Plus ca change/Plus c'est la meme chose

Hat tip Brad Delong for pointing us to this amazing post by John Holbo which ought to remind all of us to read Crooked Timber every day. Holbo goes back to 1772 to investigate the origins of, as far as I can tell, Ayn Randian conservativistic thought or cannibalism and infanticide reconsidered as tools of moral authority. The title of the post is vaut le voyage:

On the Diminished Disgrace of Whores and their Children in Our Day

Its a little hard to follow but the basic premise is this. Under old laws illegitimate children (the children of "whores") were not permitted to enter guilds or otherwise apprentice themselves into trades. Since they, by definition, couldn't inherit land from their fathers they were doomed to have no trade and thus no source of income. "Liberal" Hapsbourg authorities occasionally proposed to allow illegitimate children some rights to earn their living but all right thinking "conservative" thinkers opposed this on the grounds that it would simply encourage women to whore around and produce more illegitimate children. Holbo quotes at length:

"In some states more has been done for whores and their children in recent decades than for wives in the last millenium. Every enlightened intellectual set out as soon as possible to free illegitimate children and their mothers from all possible shame, and thought he deserved the praise of the entire human race for having freed from all reproach the poor, innocent offspring of a love that was forbidden, but all too tempting. These measures were noble motivated: nature, humanity, and humanitarianism clearly favored them. Yet they ultimately demonstrate the power of the unpolitical philosophy of our century. Once again fashionable humanitarianism triumphed over civic sense. It was at best the application to political institutions of Christian charity, which ought to be voluntary. When it comes to civic rights, one cannot move directly from the voice of nature or abstract rights. For in the state of nature there is no institution of marriage, and as soon as one transers concepts from the state of nature to the state of civil association, one falls prey to a dangerous confusion, whose actual results are more detrimental than are at first imagined."

...

It is true that marriage has its burdens and discomforts, and that many prefer being single … [But …]

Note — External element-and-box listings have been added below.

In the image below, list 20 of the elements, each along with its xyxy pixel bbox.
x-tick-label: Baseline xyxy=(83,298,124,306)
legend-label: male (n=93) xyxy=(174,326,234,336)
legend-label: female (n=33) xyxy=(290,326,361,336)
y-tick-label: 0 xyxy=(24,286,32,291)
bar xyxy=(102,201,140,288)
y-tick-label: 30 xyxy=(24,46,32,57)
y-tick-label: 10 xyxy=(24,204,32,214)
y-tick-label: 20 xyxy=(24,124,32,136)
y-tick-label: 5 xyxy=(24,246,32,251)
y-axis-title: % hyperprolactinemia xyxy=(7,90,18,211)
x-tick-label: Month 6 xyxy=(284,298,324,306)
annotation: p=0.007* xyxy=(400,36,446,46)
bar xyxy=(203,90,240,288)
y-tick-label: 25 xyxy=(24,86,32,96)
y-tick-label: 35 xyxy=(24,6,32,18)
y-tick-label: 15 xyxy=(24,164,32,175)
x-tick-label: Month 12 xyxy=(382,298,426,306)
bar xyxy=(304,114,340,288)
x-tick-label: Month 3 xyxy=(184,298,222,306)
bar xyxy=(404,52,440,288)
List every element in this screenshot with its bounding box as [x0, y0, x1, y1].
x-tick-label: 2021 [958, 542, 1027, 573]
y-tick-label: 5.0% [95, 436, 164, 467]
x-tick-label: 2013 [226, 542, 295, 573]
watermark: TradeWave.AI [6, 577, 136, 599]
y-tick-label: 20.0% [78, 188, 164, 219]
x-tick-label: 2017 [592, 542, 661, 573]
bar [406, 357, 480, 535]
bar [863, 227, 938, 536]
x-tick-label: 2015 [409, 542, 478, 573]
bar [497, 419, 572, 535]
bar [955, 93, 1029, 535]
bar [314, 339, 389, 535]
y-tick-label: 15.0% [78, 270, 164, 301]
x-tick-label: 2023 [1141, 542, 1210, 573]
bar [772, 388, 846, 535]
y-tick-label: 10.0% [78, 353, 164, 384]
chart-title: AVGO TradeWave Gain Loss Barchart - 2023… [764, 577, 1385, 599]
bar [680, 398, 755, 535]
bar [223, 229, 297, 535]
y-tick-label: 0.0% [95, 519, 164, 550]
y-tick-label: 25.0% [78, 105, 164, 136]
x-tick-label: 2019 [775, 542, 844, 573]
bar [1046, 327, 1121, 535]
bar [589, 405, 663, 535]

Our ancestors, who were guided by experience rather than by theories, always demanded a certificate of honorable birth before they admitted someone into their guilds and clubs … Had someone sought to show our ancestors that illegitimate children on the whole displayed more genius than others or that they were entirely innocent of the guilt of their parents; had someone sought to demonstrate to them by reference to the principles of savages that the greatest whores must of necessity have been the most beautiful, attractive, and charming, since they were so widely sought … [well, the ancestors would have had some pretty sharp words.]

Don’t imagine, incidentally, that our ancestors did not recognize the hardships which have motivated our progressive intellectuals to sympathize with the whores. The sack in which our ancestors drowned those who committed infanticide to free themselves from their shame shows only too clearly … [I am sure you see what the sack shows clearly] … thwarting the efforts of progressive legislators

[I can’t say that the argument is entirely clear. But the idea seems to be that letting the children of whores work will greatly encourage whoring, while only somewhat mitigating the shame of it, ergo only somewhat mitigating infanticide, leading to a net increase in drowned whores.]

… In states where marriage loses its value, the punishment of crime must become harsher [no mere drowning in a sack for you, doxy!] …

Just as the disgrace with which our ancestors burdened a whore in order to preserve legitimacy was rational and appropriate, so too is the blot which they placed upon illegitimate offspring. The same logic holds … [Divine law “disincentives” – his term, not mine – sin even unto the fourth generation.]

A law which makes illegitimate children equal to legitimate ones is a policy error so momentous that I don’t see how the humanitarianism of our age can forgive it."

Holbo's comment "Oh yes he did. He concern-trolled the humanitarians. With a sack of drowned whores. You can say that you saw it on Mulberry Street."